The only way things are going to change is if elections start to swing on this issue. The voters are as big an obstacle as anything else. They care about climate change in the same way as evangelical voters in the US care about Christian values – professing to care is all that matters.
Judging by its track record, the Left couldn’t care a tinkers cuss about climate change. Sure, the phrase “climate change!” is ritualised abuse to be called against the government of the day. But 100% decarbonisation is something that few of us want discussed. Anyone who asks how to 100% decarbonise is shouted down with cries like “100% solar!” despite it being obviously impossible. We seem convinced that come our day of judgement, the kiddies could not hang all of us. Let’s not bank on it.
Are you signling out the left because you think they’re not doing enough, or signling them out because climate change ought only to be a left wing issue?
The sad reality of the debate now is that it’s far too politicised – it wasn’t polarised like this 30 years ago, but now where one stands on climate change is a reliable signaller of political allegiance. It’s easy to see how that’s politically weaponised and used against any party trying to do anything about it.
Honestly, the sooner this issue is depoliticised, the sooner there might be cause for something other than fatalism. That it’s politicised, and cheered on as a political issue, the quicker and more severe the damage to the planet is going to be. Couldn’t care less which parties do something, or if silicon valley billionaires solve the problem – something needs to be done beyond talking left-right politics.
“A plague o’ both your houses!”
Kel S, you are dead right. Climate change threatens all of us. The one industrial group that really has moved on climate change is Australia’s farmers, adapting as it changes. The one political group that is focused on demanding action on climate change are our school kids. The need to decarbonise the economy could have been effectively sold to Left, Right and Centre, but we have failed to do so.
Yes, reform should start from the Left. Instead, we have left the running to the religious nutters who believe that the world is running out of mineral resources and must restrict our energy to “renewables”. This religious baggage is repellent to the Right and Centre, so government regulations maintain business as usual and the gas barons remain in command.
Some farmers might have woken up but there will be no adapting to 3 degrees of warming and probably not to 2. I’ll believe farmers in general have woken up when fewer Nationals are elected to various parliaments. And I’m a farmer.

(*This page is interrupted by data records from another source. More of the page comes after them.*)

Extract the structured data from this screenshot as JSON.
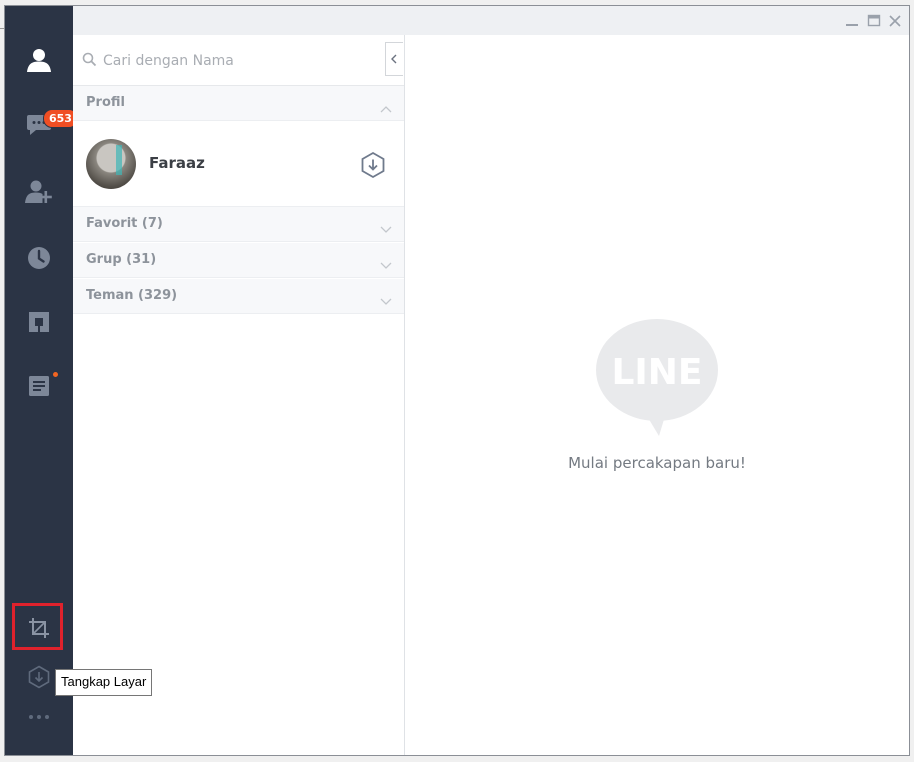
{
  "nav": {
    "items": [
      {
        "id": "friends",
        "icon": "person-icon"
      },
      {
        "id": "chats",
        "icon": "chat-bubble-icon",
        "badge": "653"
      },
      {
        "id": "add-friend",
        "icon": "add-person-icon"
      },
      {
        "id": "timeline",
        "icon": "clock-icon"
      },
      {
        "id": "apps",
        "icon": "square-icon"
      },
      {
        "id": "notes",
        "icon": "note-icon"
      }
    ],
    "bottom": [
      {
        "id": "screen-capture",
        "icon": "crop-icon",
        "tooltip": "Tangkap Layar"
      },
      {
        "id": "update",
        "icon": "download-hex-icon"
      },
      {
        "id": "more",
        "icon": "ellipsis-icon"
      }
    ]
  },
  "search": {
    "placeholder": "Cari dengan Nama"
  },
  "sections": {
    "profile": "Profil",
    "favorites": "Favorit (7)",
    "groups": "Grup (31)",
    "friends": "Teman (329)"
  },
  "profile": {
    "name": "Faraaz"
  },
  "chat": {
    "empty_message": "Mulai percakapan baru!",
    "logo_text": "LINE"
  },
  "colors": {
    "sidebar": "#2b3445",
    "badge": "#f04e23",
    "highlight": "#e0222c"
  }
}
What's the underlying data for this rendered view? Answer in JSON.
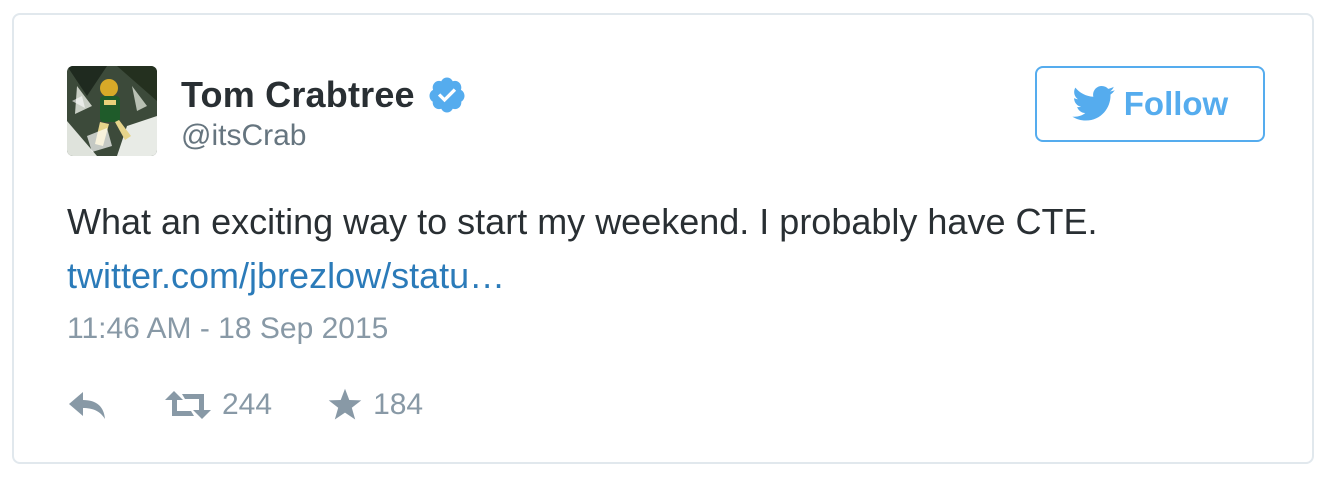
{
  "tweet": {
    "author": {
      "display_name": "Tom Crabtree",
      "handle": "@itsCrab",
      "verified": true,
      "avatar_icon": "avatar-photo"
    },
    "follow_button": {
      "label": "Follow",
      "icon": "twitter-bird-icon"
    },
    "text": "What an exciting way to start my weekend. I probably have CTE.",
    "link": "twitter.com/jbrezlow/statu…",
    "timestamp": "11:46 AM - 18 Sep 2015",
    "actions": {
      "reply_icon": "reply-icon",
      "retweet_icon": "retweet-icon",
      "retweet_count": "244",
      "favorite_icon": "star-icon",
      "favorite_count": "184"
    }
  },
  "colors": {
    "text_primary": "#292f33",
    "text_secondary": "#66757f",
    "text_muted": "#8899a6",
    "link": "#2b7bb9",
    "accent": "#55acee",
    "border": "#e1e8ed"
  }
}
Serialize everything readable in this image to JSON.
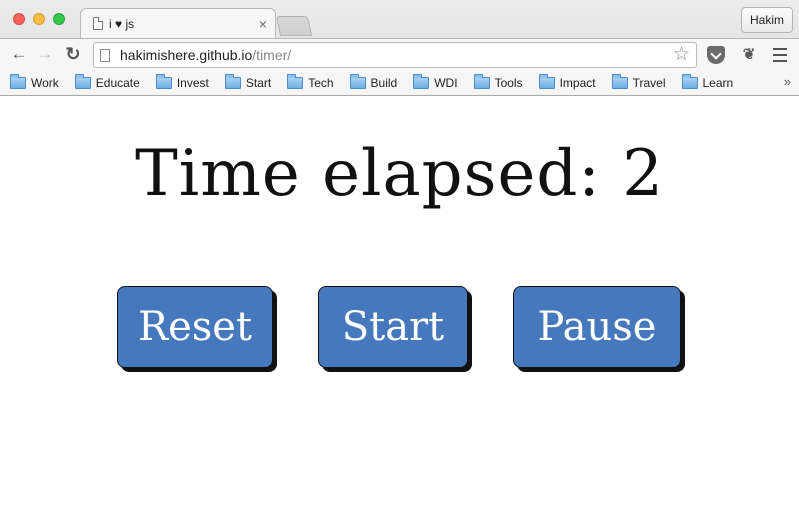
{
  "browser": {
    "tab_title": "i ♥ js",
    "tab_close": "×",
    "profile_name": "Hakim",
    "url_host": "hakimishere.github.io",
    "url_path": "/timer/",
    "nav": {
      "back": "←",
      "forward": "→",
      "reload": "↻"
    },
    "star": "☆",
    "evernote": "❦",
    "bookmarks_more": "»"
  },
  "bookmarks": [
    "Work",
    "Educate",
    "Invest",
    "Start",
    "Tech",
    "Build",
    "WDI",
    "Tools",
    "Impact",
    "Travel",
    "Learn"
  ],
  "page": {
    "heading": "Time elapsed: 2",
    "buttons": {
      "reset": "Reset",
      "start": "Start",
      "pause": "Pause"
    },
    "button_color": "#4678bd"
  }
}
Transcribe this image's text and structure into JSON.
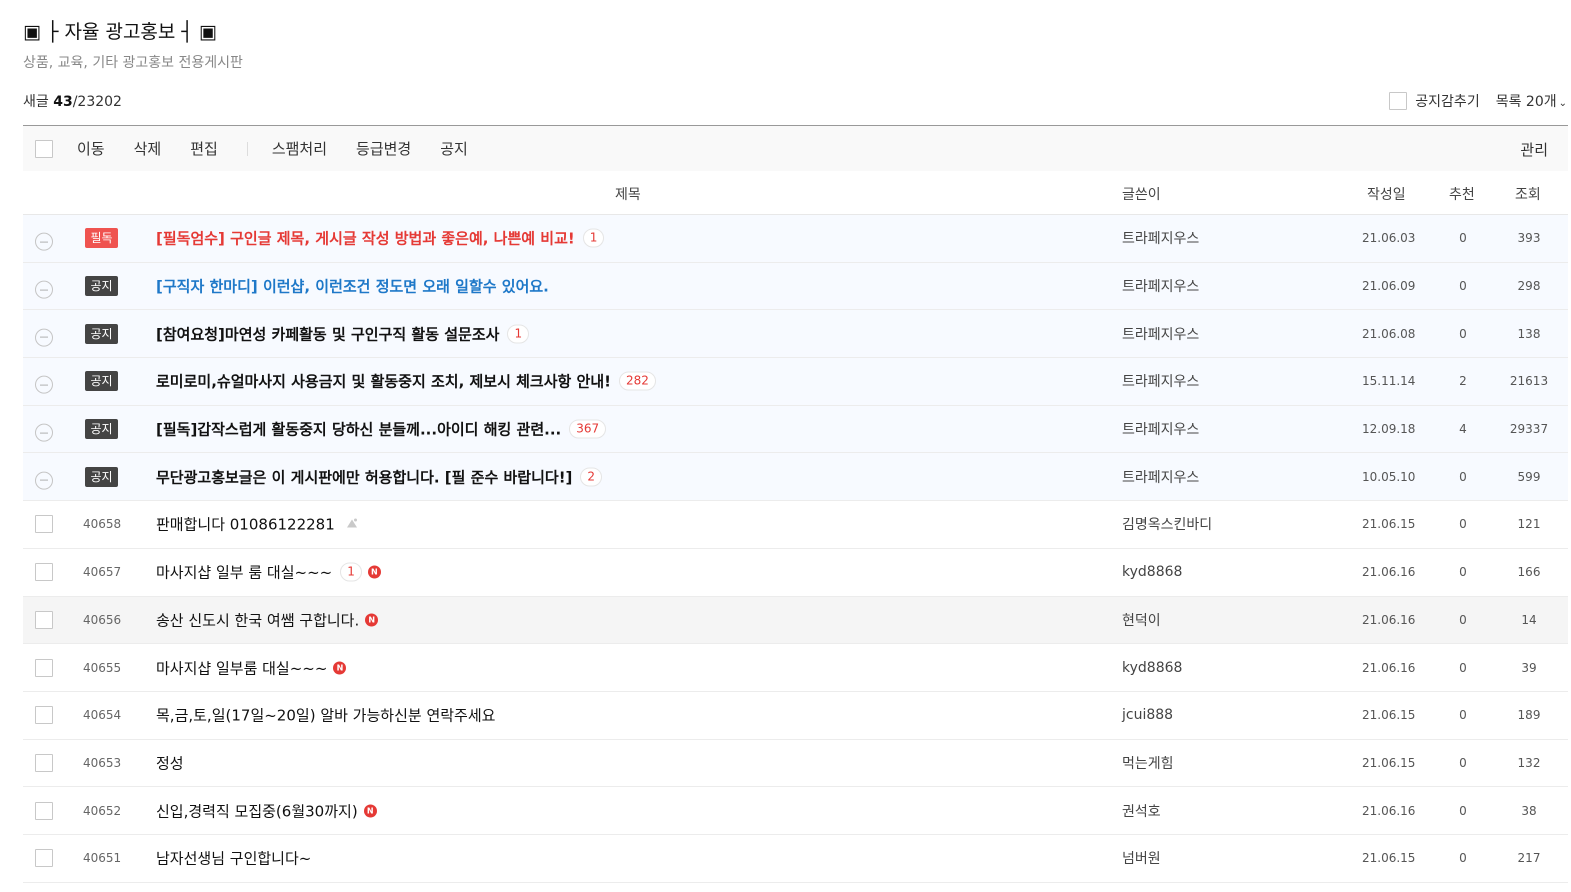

Roger isn’t so much left/right as he is ‘it’s nukes or nothing if you want a future’.
His one-trick pony – “too cheap to meter” – died a long time ago.
Nuclear has become more expensive than fossil power, but nukes are the only way to provide noncarbon power on demand. If we are to decarbonise completely, we must demand that noncarbon-fuelled generators be made cheaper, smaller, and faster to deliver. Pretending that renewables are adequate for the purpose is fooling nobody. Certainly not the kiddies who will judge us for failing to act at all.
Well this individual cares so that’s a start! And I’m sure I’m not alone!
Me too. Trouble is there’s not enough of us beth!
Might not be up to the govt, Minerals Council has decided to help.
And we know how we can trust Mar’n Fer’son!